As I prepare to present on black girls and twerking at the Society for Ethnomusicology conference in Indianapolis this weekend, I am thinking about a reference I made to what was considered disco music by people who went to discos. I was too young for that back in Maryland outside DC at about age 13. I knew it as black music for dancing that I heard on Howard University’s radio station for the most part, WHUR-FM, back in 1978.
I was thinking about the embodied gesture of booty-poppin itself – not related to hip-hop culture but just the socialized movement of the hips in black dance that I’ve known most of my life and I write about in the games black girls play. One called “Hot Dog” where girls learn to rotate and isolate their hips from their torso and I think boys learn it to from watching us and watching Soul Train and house parties and picnic dancing and such. I was an only child so I learned it from my Mama, a single parent, and from shows like Soul Train nationally or the Moonman’s dance show locally broadcast in D.C.
About a week ago. I had recently watched a Soul Train video and passed it around on my FB wall. Instead of trying to find it, I just searched “1978 Soul Train” to find the video above which serendipitously shows evidence of men expressing much more fluidity in the hips — yes booty poppin — and there being much more parity and interdependence in the dancing of the Soul Train line.
Why did I choose 1978? It was the year of the song that came to mind this morning that featured talk about “booty-poppin.” Ashford & Simpson’s “Get Up (and Do Something)”. Check the last choruses of the track.
What comes to mind about the men’s dancing first is this: has our dancing changed in response to the myth of the black matriarch and the Monhiyan report from a decade earlier (1965)? 1978 was big Afros and black power, right? Sovereignty was an idea planted by Black Panthers since the 60s. The dancers here are young people, 20 somethings, late teens. And they seem so on par with one another. There’s no female or male dominance in the display. And no objectification. And there is sexuality and sensuality but it’s not what’s on display. It’s group and social cohesion.

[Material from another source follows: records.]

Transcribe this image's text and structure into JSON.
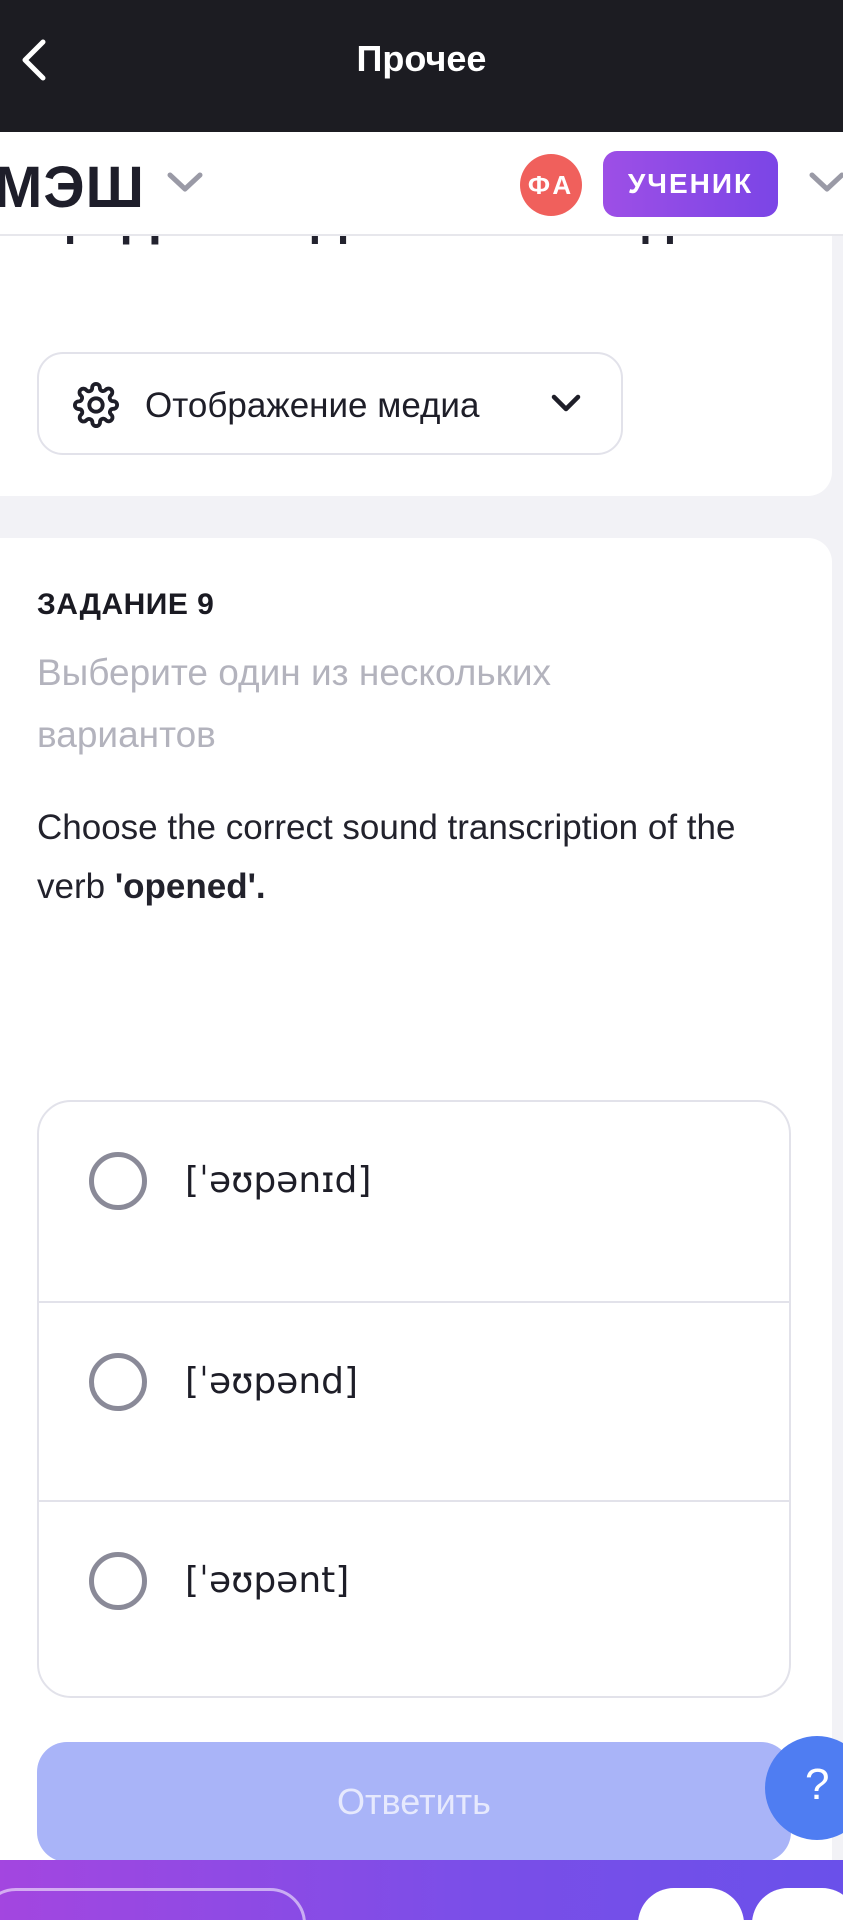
{
  "topbar": {
    "title": "Прочее",
    "back_icon": "chevron-left-icon"
  },
  "header": {
    "logo": "МЭШ",
    "avatar_initials": "ФА",
    "role": "УЧЕНИК",
    "colors": {
      "avatar": "#f0605c",
      "role": "#8a48e6"
    }
  },
  "homework": {
    "title": "Цифровое Домашнее Задание",
    "media_select": {
      "label": "Отображение медиа",
      "icon": "gear-icon"
    }
  },
  "task": {
    "number": "ЗАДАНИЕ 9",
    "hint": "Выберите один из нескольких вариантов",
    "question_prefix": "Choose the correct sound transcription of the verb ",
    "question_bold": "'opened'.",
    "options": [
      {
        "text": "[ˈəʊpənɪd]",
        "selected": false
      },
      {
        "text": "[ˈəʊpənd]",
        "selected": false
      },
      {
        "text": "[ˈəʊpənt]",
        "selected": false
      }
    ]
  },
  "actions": {
    "submit_label": "Ответить",
    "help_label": "?"
  },
  "colors": {
    "topbar": "#1c1c22",
    "submit_disabled": "#a9b4f8",
    "help": "#4f7df2",
    "bottom_gradient_start": "#a346e0",
    "bottom_gradient_end": "#6a50ea"
  }
}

What I also like about this clip is that they are promoting a common cause which I don’t have time to study today. But the notions of participatory culture are the heart and soul of black culture since Reconstruction led to Jim Crow culture.
We had few resources yes but we made do with all that. Now we have technology out the wazoo (pardon the pun) but most don’t use it to challenge their dominant narratives of sexuality, gender identity expression, masculinity or femininity in imaginative ways. Ok, I am probably exaggerating a bit but at the same time I see much more social innovation happening outside the rank-and-file of our working class and lower middle class communities if YouTube is any sign of things.
There are environmental or ecological issues to talk about but I don’t have time today. Even cognitive fitness issues and willpower to speak of but I gotsa run today. Off to Indianapolis!!